US-based international credit ratings agency Standard & Poor’s (S&P) has upgraded Georgia’s long-term foreign and local currency sovereign credit ratings to “BB” from the current “BB-” level with a stable economic outlook, reaffirming the short term ratings, the Georgian press has reported.
According to the ratings agency, Georgia has managed to maintain its “comparatively high growth rates” during the last few years, even in the face of a challenging external economic environment resulting from Russia’s ban on flights to and from Georgia over political disputes.
“This resilience partly reflects the economy’s success in attracting funds from abroad to finance its investment needs and its external deficits,” said S&P in a statement.
Despite a slight economic slowdown during the first half of the year due to lower tourism revenues, the agency revised its GDP projection for Georgia and now expects a 4.5 per cent growth rate for 2019 instead of the previous four per cent.

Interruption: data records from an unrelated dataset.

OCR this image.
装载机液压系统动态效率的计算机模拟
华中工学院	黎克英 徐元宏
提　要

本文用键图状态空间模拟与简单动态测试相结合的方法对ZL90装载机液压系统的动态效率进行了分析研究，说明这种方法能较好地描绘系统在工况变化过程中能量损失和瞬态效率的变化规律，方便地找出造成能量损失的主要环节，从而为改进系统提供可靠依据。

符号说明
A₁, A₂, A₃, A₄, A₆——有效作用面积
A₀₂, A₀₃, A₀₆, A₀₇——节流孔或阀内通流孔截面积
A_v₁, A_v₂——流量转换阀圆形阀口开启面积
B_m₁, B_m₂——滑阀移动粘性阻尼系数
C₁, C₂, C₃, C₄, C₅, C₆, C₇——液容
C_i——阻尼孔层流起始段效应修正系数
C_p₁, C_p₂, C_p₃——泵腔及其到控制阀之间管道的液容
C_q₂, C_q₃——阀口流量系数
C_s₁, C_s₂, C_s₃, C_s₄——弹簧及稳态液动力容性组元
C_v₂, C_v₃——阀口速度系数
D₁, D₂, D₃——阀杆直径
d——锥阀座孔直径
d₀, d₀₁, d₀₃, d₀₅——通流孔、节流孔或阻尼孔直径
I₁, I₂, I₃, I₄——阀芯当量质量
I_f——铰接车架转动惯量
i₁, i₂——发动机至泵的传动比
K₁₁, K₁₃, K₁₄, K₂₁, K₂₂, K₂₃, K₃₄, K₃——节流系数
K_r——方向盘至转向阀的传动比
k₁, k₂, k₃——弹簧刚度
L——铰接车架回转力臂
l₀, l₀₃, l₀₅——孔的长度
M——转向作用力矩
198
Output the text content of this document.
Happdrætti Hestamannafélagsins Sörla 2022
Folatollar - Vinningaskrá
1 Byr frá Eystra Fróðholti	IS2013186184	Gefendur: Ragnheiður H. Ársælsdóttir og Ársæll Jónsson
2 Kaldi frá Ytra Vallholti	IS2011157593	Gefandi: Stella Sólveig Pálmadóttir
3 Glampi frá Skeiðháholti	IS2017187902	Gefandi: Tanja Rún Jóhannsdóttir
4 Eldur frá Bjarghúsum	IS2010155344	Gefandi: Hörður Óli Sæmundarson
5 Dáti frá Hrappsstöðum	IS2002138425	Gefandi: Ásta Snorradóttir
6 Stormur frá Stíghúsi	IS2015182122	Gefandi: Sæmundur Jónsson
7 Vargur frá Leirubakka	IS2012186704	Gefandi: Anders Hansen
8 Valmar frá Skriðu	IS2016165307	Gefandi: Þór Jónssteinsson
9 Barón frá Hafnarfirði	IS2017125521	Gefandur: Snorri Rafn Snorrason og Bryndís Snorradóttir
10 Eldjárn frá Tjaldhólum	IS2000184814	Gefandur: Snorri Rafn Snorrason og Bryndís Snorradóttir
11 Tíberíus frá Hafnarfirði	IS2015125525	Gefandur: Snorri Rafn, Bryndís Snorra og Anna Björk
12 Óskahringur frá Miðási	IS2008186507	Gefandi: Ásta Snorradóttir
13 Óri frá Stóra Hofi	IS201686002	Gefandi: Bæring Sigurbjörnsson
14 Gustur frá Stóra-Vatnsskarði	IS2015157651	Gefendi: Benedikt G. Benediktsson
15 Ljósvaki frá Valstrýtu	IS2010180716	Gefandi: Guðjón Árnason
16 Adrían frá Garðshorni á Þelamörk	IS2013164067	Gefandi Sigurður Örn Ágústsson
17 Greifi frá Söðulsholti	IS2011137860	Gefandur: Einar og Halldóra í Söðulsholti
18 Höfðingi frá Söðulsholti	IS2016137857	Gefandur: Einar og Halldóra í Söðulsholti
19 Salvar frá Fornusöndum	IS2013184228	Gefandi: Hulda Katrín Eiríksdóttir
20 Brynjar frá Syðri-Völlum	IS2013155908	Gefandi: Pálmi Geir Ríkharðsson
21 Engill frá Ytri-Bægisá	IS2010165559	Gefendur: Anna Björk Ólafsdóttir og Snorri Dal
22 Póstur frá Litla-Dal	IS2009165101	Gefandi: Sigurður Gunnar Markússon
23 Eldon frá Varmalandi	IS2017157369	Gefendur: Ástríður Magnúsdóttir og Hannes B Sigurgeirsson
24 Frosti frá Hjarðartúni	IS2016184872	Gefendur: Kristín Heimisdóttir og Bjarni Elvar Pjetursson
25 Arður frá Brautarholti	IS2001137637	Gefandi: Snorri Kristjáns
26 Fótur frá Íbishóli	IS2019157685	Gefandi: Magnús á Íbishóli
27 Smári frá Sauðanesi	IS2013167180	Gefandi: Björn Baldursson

The S&P forecast also states that the Georgian economy will continue to grow by at least four per cent between 2019 and 2022.
“The domestic political landscape in Georgia has also seen heightened volatility recently with several public protests in both 2018 and 2019. We consider that political uncertainty will likely stay elevated in the run-up to the parliamentary elections in 2020,” the ratings agency’s analysts said, however, they noted that they did not expect “any detrimental shifts” to neither economic policy-making nor the government’s reform agenda to attract foreign investment.
At the same time, S&P expects some “downside risks” if the ruling Georgian Dream party starts to pursue policies aimed at solidifying their political power.